Tina has fallen hard for Greg, an upperclassman, but her best friend, Margie, is worried about the relationship with its subtle and not so subtle bullying. Greg meets Tina after every class, gets her to quit the soccer team because it takes too much time away from him, and basically manipulates her to do exactly what he wants to do. Soon his controlling personality leads to violence, and Tina's family gets a restraining order against him. But he's determined to see Tina one more time. With Margie as our narrator, we see how a girl's youthful dream of love can be as dangerous as it is unrealistic. The poems Tina writes lend a mystical beauty to this powerful play of dating violence.
PLAYWRIGHT DAN KEHDE
TALKS ABOUT "LOVE IS NOT AN ANGRY THING"
Q.: WHAT INSPIRED YOU TO WRITE THIS PLAY?
A.: I was contacted by an adolescent health specialist who was concerned with the number of cases of dating violence that she was encountering in our local high schools and middle schools. I believe the arts should initiate social change regardless of how difficult the issue.
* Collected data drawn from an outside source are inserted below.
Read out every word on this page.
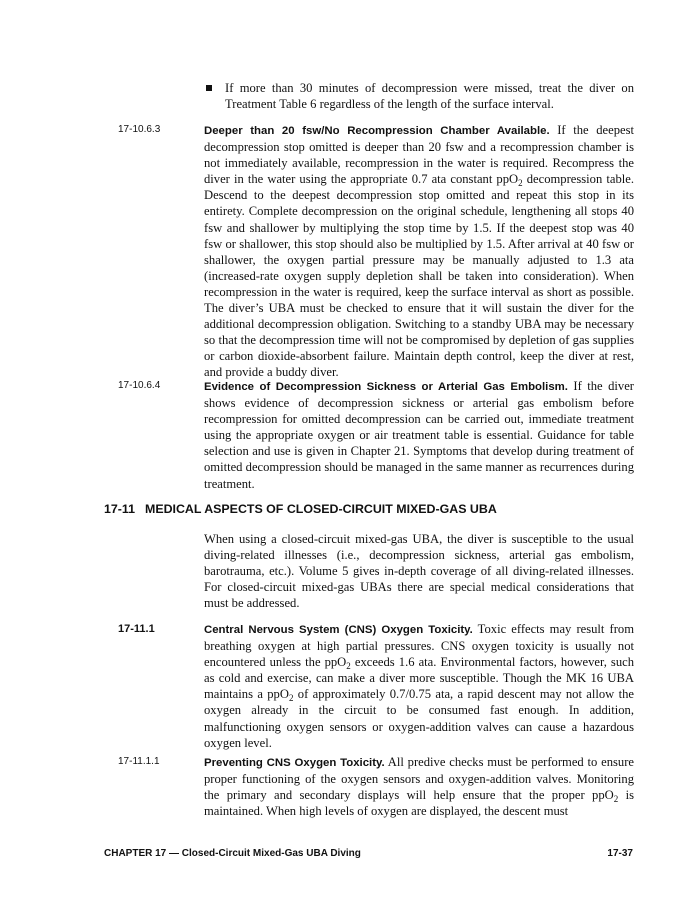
If more than 30 minutes of decompression were missed, treat the diver on Treatment Table 6 regardless of the length of the surface interval.

17-10.6.3	Deeper than 20 fsw/No Recompression Chamber Available. If the deepest decompression stop omitted is deeper than 20 fsw and a recompression chamber is not immediately available, recompression in the water is required. Recompress the diver in the water using the appropriate 0.7 ata constant ppO$_2$ decompression table. Descend to the deepest decompression stop omitted and repeat this stop in its entirety. Complete decompression on the original schedule, lengthening all stops 40 fsw and shallower by multiplying the stop time by 1.5. If the deepest stop was 40 fsw or shallower, this stop should also be multiplied by 1.5. After arrival at 40 fsw or shallower, the oxygen partial pressure may be manually adjusted to 1.3 ata (increased-rate oxygen supply depletion shall be taken into consideration). When recompression in the water is required, keep the surface interval as short as possible. The diver’s UBA must be checked to ensure that it will sustain the diver for the additional decompression obligation. Switching to a standby UBA may be necessary so that the decompression time will not be compromised by depletion of gas supplies or carbon dioxide-absorbent failure. Maintain depth control, keep the diver at rest, and provide a buddy diver.

17-10.6.4	Evidence of Decompression Sickness or Arterial Gas Embolism. If the diver shows evidence of decompression sickness or arterial gas embolism before recompression for omitted decompression can be carried out, immediate treatment using the appropriate oxygen or air treatment table is essential. Guidance for table selection and use is given in Chapter 21. Symptoms that develop during treatment of omitted decompression should be managed in the same manner as recurrences during treatment.

17-11 MEDICAL ASPECTS OF CLOSED-CIRCUIT MIXED-GAS UBA

When using a closed-circuit mixed-gas UBA, the diver is susceptible to the usual diving-related illnesses (i.e., decompression sickness, arterial gas embolism, barotrauma, etc.). Volume 5 gives in-depth coverage of all diving-related illnesses. For closed-circuit mixed-gas UBAs there are special medical considerations that must be addressed.

17-11.1	Central Nervous System (CNS) Oxygen Toxicity. Toxic effects may result from breathing oxygen at high partial pressures. CNS oxygen toxicity is usually not encountered unless the ppO$_2$ exceeds 1.6 ata. Environmental factors, however, such as cold and exercise, can make a diver more susceptible. Though the MK 16 UBA maintains a ppO$_2$ of approximately 0.7/0.75 ata, a rapid descent may not allow the oxygen already in the circuit to be consumed fast enough. In addition, malfunctioning oxygen sensors or oxygen-addition valves can cause a hazardous oxygen level.

17-11.1.1	Preventing CNS Oxygen Toxicity. All predive checks must be performed to ensure proper functioning of the oxygen sensors and oxygen-addition valves. Monitoring the primary and secondary displays will help ensure that the proper ppO$_2$ is maintained. When high levels of oxygen are displayed, the descent must

CHAPTER 17 — Closed-Circuit Mixed-Gas UBA Diving	17-37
So I gave it a try.
Q.: WHAT'S YOUR FAVORITE PART OR LINE IN THE PLAY? WHY?
A.: Tina's last poem seems to capture the wisdom of her lost innocence.
Q.: WHERE DO THE CHARACTERS COME FROM? ARE THEY BASED ON PEOPLE YOU KNOW?
A.: The characters are fictional-but the lines they say can and have been spoken by hundreds of kids I've worked with.
Q.: WHAT DID YOU TRY TO ACHIEVE WITH THIS PLAY?
A.: I want our kids to stop believing that abuse is normal in relationships whether it's physical or emotional. The kids who watch this piece get a primer on a bad relationship and, sadly, many of them can relate to any number of the symptoms of abuse portrayed here.
Q.: ANYTHING ELSE YOU'D LIKE TO SAY ABOUT IT?
A.: This piece has been performed nearly sixty times for schools and organizations throughout West Virginia and beyond, before more than 5,000 students and adults. It always has an impact.